🤖 AI Summary
This work addresses the deployment challenges of Vision Transformers on edge devices, primarily caused by the computational overhead of Layer Normalization and global reduction bottlenecks. The authors propose a hardware-friendly, training-free compression method that replaces Layer Normalization with heterogeneous scalar functions evolved per layer via genetic programming, coupled with a post-training realignment strategy to recover model performance. This approach enables the first layer-wise customized approximation of normalization operations, achieving a Top-1 accuracy of 84.25% on ImageNet-1K after only 20 fine-tuning epochs.
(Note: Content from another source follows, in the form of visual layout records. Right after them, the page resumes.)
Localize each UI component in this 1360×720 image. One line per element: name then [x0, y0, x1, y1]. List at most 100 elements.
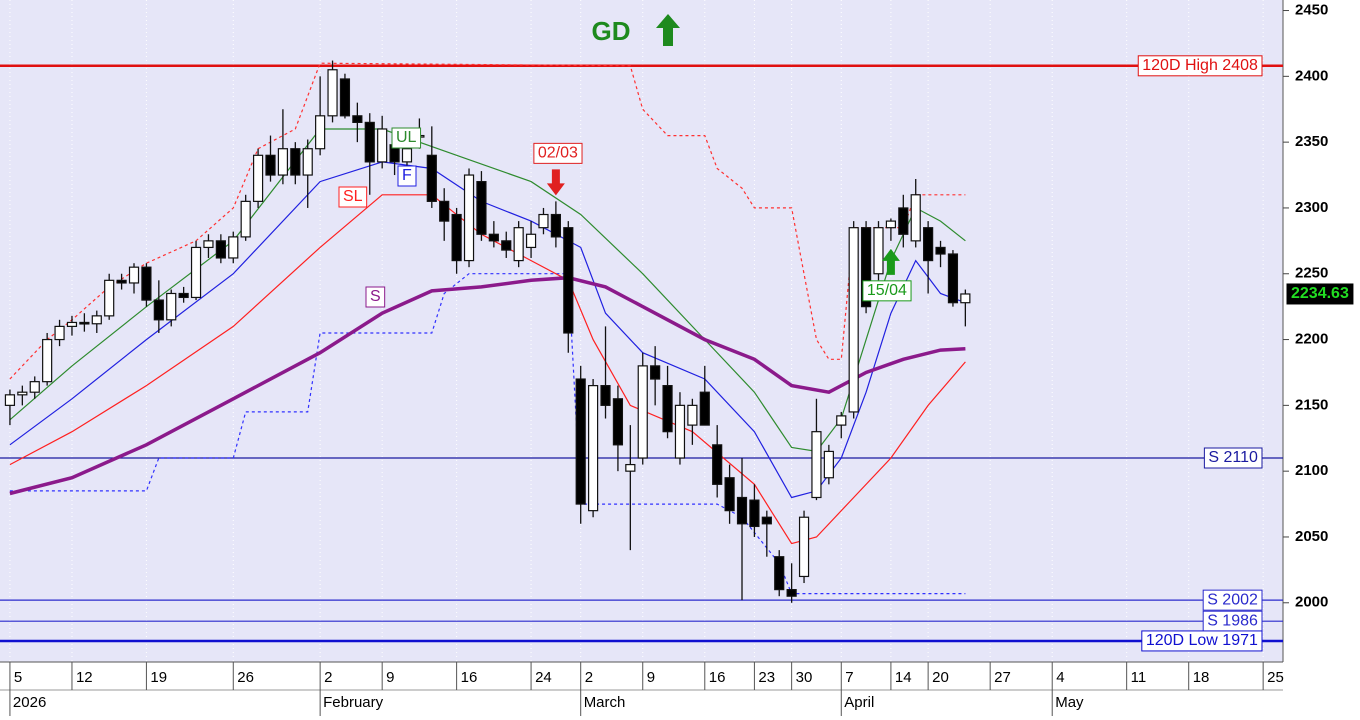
- candles: [4, 60, 971, 603]
- x-tick-label: 14: [895, 669, 912, 686]
- y-axis-panel: [1283, 0, 1360, 720]
- candle-body: [339, 78, 351, 117]
- series-label-box: [397, 165, 417, 187]
- candle-body: [699, 391, 710, 426]
- candle-body: [798, 516, 810, 578]
- candle-body: [265, 154, 276, 176]
- x-tick-label: 2: [324, 669, 332, 686]
- x-tick-label: 27: [994, 669, 1011, 686]
- candle-body: [525, 233, 537, 249]
- candle-body: [625, 463, 636, 472]
- candle-body: [4, 394, 16, 406]
- y-tick-label: 2050: [1295, 528, 1328, 545]
- month-label: March: [584, 694, 626, 711]
- x-tick-label: 9: [386, 669, 394, 686]
- candle-body: [476, 181, 487, 235]
- signal-label: 15/04: [867, 282, 907, 299]
- candle-body: [898, 207, 909, 235]
- candle-body: [712, 444, 723, 485]
- candle-body: [42, 338, 53, 383]
- candle-body: [463, 174, 475, 262]
- level-label: 120D Low 1971: [1146, 632, 1258, 649]
- indicator-line: [9, 194, 966, 545]
- y-tick-label: 2000: [1295, 594, 1328, 611]
- candle-body: [811, 431, 822, 499]
- month-label: April: [844, 694, 874, 711]
- x-tick-label: 9: [647, 669, 655, 686]
- x-tick-label: 7: [845, 669, 853, 686]
- candle-body: [451, 213, 462, 262]
- x-tick-label: 19: [150, 669, 167, 686]
- x-tick-label: 20: [932, 669, 949, 686]
- x-tick-label: 24: [535, 669, 552, 686]
- candle-body: [538, 213, 549, 229]
- series-label-box: [391, 127, 422, 149]
- candle-body: [736, 496, 748, 525]
- candle-body: [79, 321, 90, 325]
- candle-body: [749, 499, 760, 528]
- y-tick-label: 2400: [1295, 67, 1328, 84]
- candle-body: [823, 450, 834, 479]
- x-tick-label: 16: [461, 669, 478, 686]
- candle-body: [439, 200, 450, 222]
- candle-body: [364, 121, 375, 163]
- candle-body: [860, 227, 872, 308]
- last-price-box: [1286, 283, 1354, 305]
- candle-body: [141, 266, 152, 301]
- candle-body: [761, 516, 772, 525]
- candle-body: [277, 148, 289, 176]
- series-label: SL: [343, 188, 363, 205]
- candle-body: [203, 240, 214, 249]
- candle-body: [947, 253, 959, 304]
- candle-body: [29, 381, 40, 393]
- candle-body: [935, 246, 946, 255]
- candle-body: [128, 266, 140, 284]
- signal-label: 02/03: [538, 145, 578, 162]
- candle-body: [377, 128, 388, 163]
- candle-body: [215, 240, 226, 259]
- candle-body: [190, 246, 202, 299]
- candle-body: [600, 385, 611, 406]
- candle-body: [290, 148, 301, 176]
- month-label: May: [1055, 694, 1084, 711]
- candle-body: [637, 365, 648, 459]
- candle-body: [228, 236, 239, 259]
- x-tick-label: 30: [796, 669, 813, 686]
- candle-body: [240, 200, 251, 238]
- candle-body: [550, 213, 561, 238]
- labels: UL F SL S 02/03 15/04: [338, 127, 912, 308]
- candle-body: [252, 154, 264, 202]
- x-tick-label: 5: [14, 669, 22, 686]
- level-label-box: [1202, 589, 1263, 611]
- last-price: 2234.63: [1291, 285, 1349, 302]
- candle-body: [426, 154, 437, 202]
- series-label: UL: [396, 129, 417, 146]
- x-tick-label: 11: [1131, 669, 1147, 686]
- month-label: February: [323, 694, 384, 711]
- candle-body: [774, 556, 785, 591]
- x-tick-label: 18: [1193, 669, 1210, 686]
- candle-body: [327, 69, 338, 117]
- candle-body: [575, 378, 586, 505]
- candle-body: [104, 279, 115, 317]
- y-tick-label: 2200: [1295, 331, 1328, 348]
- level-label: S 2002: [1207, 591, 1258, 608]
- candle-body: [848, 227, 859, 413]
- candle-body: [563, 227, 574, 334]
- candle-body: [650, 365, 661, 380]
- x-tick-label: 4: [1056, 669, 1064, 686]
- candle-body: [501, 240, 512, 251]
- x-tick-label: 2: [585, 669, 593, 686]
- signal-label-box: [533, 142, 583, 164]
- candle-body: [66, 321, 78, 327]
- series-label: F: [402, 167, 412, 184]
- indicator-line: [9, 161, 966, 499]
- x-tick-label: 26: [237, 669, 254, 686]
- candle-body: [401, 148, 413, 163]
- signal-arrow: [546, 169, 565, 196]
- series-label-box: [338, 186, 368, 208]
- candle-body: [687, 404, 698, 426]
- level-label-box: [1203, 447, 1263, 469]
- candle-body: [302, 148, 313, 176]
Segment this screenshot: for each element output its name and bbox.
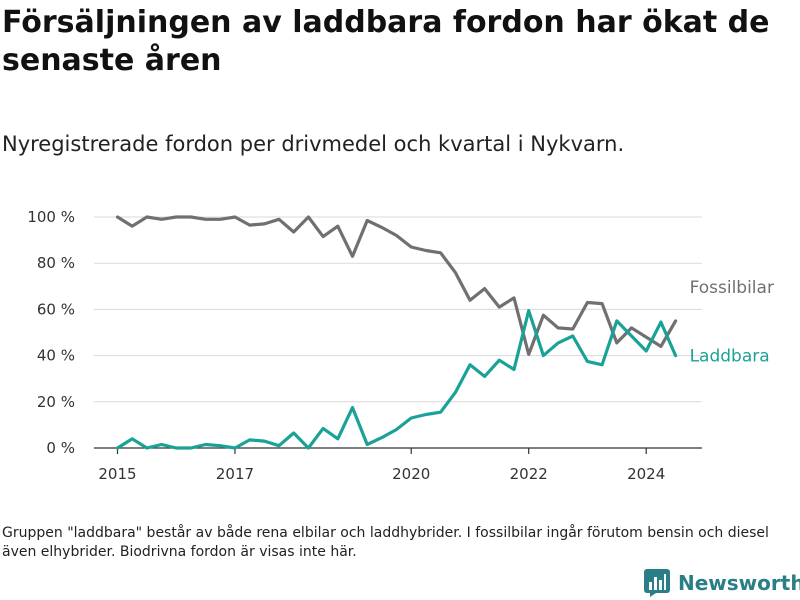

The evolved scalar functions closely approximate the original normalization behavior, attaining an R² coefficient of 91.6%, while substantially reducing both computational and memory costs.
📝 Abstract
Vision Transformers (ViTs) achieve state-of-the-art performance on challenging vision tasks, but their deployment on edge devices is severely hindered by the computational complexity and global reduction bottleneck imposed by layer normalization. Recent methods attempt to bypass this by replacing normalization layers with hardware-friendly scalar approximations. However, these homogeneous replacements do not optimally fit to all layers' behaviour and rely on expensive model retraining. In this work, we propose a highly efficient, hardware-aware framework that utilizes genetic programming (GP) to evolve heterogeneous, layer-specific scalar functions directly from pre-trained weights. Coupled with a novel post-training re-alignment strategy, our approach eliminates the need to retrain models from scratch entirely. Our evolved expressions accurately approximate the target normalization behaviours, capturing $91.6\%$ of the variance ($R^2$) compared to only $70.2\%$ for homogeneous baselines, allowing our modified architecture to recover $84.25\%$ Top-1 ImageNet-1K accuracy in only 20 epochs. By preserving this performance while eliminating the global reduction bottleneck, our approach establishes a highly favourable trade-off between arithmetic complexity and off-chip memory traffic, removing a primary barrier to the efficient deployment of ViTs on edge accelerators.